I think the most beneficial motivator for me would be to take off and do a residency because what I’m lacking in my life is an extended period of time when I can just concentrate on creating. You need time to create. It takes a lot of open time to think and explore.
My consistent advice to my students who are about to graduate is – Sell everything! Leave now!
One of the things I remember as a kid is that you don’t have a sense of perspective because you live so much in the moment and think that it’s going to be like this forever. Sometimes you don’t realize that it takes one thing like marriage or a trauma or children or a job that changes the whole balance of your time. So, I tell my students that if they have the option to defer their student loans for a couple of years, they should just sell everything and get out of here! As someone who is bicultural I think that getting out and exploring the world is something that really needs to be pushed in our society for so many reasons. For people to become tolerant and for people to become more inspired. When you leave your country , your safely zone, and go somewhere else, you see things so differently.
What’s your favorite part of creating a new body of work?
The discovery. When you have an idea that’s turning in your head and you’re trying to make it work, then take that one seminal photograph that goes click. It says yes, this is the path to take; this is how you’re going to talk about this. The idea and the technique to me really have to work together. For the Animalia series, the giraffe picture was the very first one that I took. The story behind that happened when I had finished graduate school. I was so burnt out I didn’t know what to do so one day I took up a toy camera – a little plastic camera with a plastic lens – and went to a friend’s wedding in Louisiana. It was outdoors on a farm and I got side tracked by this rooster that was parading around. I slipped out of the wedding party and started stalking it, so while my friends were getting married I was chasing this one rooster down. I captured a photograph with these streaks of colors of the bird as it ran. When I saw the image I cut it out and put it in my journal. Years later, I went back and saw it and thought, well this could be something. I started going to farms and taking pictures where I photographed light colored animals against a dark background which developed into a series of work called The Farm. I kept that process going until one day I drove past the Exotic Sunrise B&B off of Ranch Road 12. They had zebras, giraffes and ostriches and other types of animals. When I saw the giraffe I realized I had to change everything. I switched it around and started photographing animals against the sun so the animals became dark and the background blew out white. That started the whole aesthetic for that project.
What has been your best career decision so far?

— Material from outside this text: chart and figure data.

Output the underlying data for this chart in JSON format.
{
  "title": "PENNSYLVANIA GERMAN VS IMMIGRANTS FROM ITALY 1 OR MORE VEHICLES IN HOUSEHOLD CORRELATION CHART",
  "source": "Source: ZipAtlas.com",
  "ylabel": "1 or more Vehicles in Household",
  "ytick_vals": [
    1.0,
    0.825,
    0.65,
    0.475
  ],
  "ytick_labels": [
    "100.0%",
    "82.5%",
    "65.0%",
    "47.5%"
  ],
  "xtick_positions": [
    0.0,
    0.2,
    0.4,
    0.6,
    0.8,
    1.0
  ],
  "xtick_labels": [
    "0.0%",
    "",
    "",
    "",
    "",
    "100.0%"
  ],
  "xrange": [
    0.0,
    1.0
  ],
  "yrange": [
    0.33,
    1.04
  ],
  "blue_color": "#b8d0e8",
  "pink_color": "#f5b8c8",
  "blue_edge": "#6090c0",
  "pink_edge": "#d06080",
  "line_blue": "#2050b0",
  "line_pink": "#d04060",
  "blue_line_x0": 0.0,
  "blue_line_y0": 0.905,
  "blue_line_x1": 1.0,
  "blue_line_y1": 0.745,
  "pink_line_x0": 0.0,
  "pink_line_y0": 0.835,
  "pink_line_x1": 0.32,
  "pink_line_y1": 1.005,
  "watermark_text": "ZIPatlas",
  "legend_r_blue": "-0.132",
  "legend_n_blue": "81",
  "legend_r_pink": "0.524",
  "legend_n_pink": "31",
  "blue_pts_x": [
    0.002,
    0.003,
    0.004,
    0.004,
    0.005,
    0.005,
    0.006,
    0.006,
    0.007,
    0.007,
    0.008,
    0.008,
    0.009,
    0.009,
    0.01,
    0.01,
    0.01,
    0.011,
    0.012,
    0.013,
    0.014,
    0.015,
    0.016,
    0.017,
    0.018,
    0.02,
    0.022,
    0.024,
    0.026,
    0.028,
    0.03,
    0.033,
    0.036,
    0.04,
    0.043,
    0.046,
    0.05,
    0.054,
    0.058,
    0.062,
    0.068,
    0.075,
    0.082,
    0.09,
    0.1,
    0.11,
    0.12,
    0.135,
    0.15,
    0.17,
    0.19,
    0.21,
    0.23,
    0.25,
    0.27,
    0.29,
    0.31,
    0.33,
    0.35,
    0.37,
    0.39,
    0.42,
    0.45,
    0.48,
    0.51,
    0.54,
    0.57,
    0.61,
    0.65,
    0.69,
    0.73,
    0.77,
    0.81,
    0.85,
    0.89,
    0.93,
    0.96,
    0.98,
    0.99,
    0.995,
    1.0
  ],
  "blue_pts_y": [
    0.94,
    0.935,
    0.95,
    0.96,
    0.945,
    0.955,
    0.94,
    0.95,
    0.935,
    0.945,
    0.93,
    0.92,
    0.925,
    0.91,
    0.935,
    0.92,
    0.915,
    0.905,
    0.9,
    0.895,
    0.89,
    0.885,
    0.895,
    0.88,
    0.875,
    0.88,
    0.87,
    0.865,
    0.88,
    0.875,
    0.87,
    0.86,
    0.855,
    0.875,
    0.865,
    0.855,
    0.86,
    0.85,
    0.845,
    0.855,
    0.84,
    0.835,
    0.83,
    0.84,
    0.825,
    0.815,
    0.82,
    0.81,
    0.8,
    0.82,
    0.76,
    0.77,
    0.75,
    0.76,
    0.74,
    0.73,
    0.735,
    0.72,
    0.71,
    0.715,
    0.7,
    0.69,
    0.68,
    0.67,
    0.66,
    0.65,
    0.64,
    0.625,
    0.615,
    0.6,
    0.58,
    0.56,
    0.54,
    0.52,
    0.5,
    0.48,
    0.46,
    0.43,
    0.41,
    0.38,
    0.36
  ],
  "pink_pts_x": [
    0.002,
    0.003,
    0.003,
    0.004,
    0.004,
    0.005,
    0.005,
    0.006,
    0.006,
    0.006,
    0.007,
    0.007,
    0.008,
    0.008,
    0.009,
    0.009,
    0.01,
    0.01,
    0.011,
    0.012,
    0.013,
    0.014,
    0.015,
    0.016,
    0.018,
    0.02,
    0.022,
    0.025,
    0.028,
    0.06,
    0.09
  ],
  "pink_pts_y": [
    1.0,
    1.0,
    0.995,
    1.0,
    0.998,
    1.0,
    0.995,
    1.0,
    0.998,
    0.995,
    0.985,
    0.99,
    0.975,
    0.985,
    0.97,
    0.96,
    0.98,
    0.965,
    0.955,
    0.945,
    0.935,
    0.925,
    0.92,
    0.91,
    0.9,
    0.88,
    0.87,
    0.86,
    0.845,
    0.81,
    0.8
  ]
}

I think teaching was an excellent decision. I come from a long line of professors and I never thought that it would be my thing but it’s the right mixture for me of supervision and freedom. When you teach at an institution you have a lot of freedom to run your own class. It’s getting more constricted and institutionalized these days but even within that there’s a lot of space to be creative. I teach part-time now and in the end, it’s really great because I have time to work on creative projects and my fine art.
What’s your favorite thing to do in Austin?
I really love riding my bicycle during the East Austin Studio Tour. I’ve been living on the east side for over 12 years and I love it here. I feel like I live in a zone of creative people who are always exploring, thinking, stretching, and creating. It’s very inspiring.
What are you favorite restaurants?
Justine’s and the Blue Dahlia. I also like the Hillside Farmacy.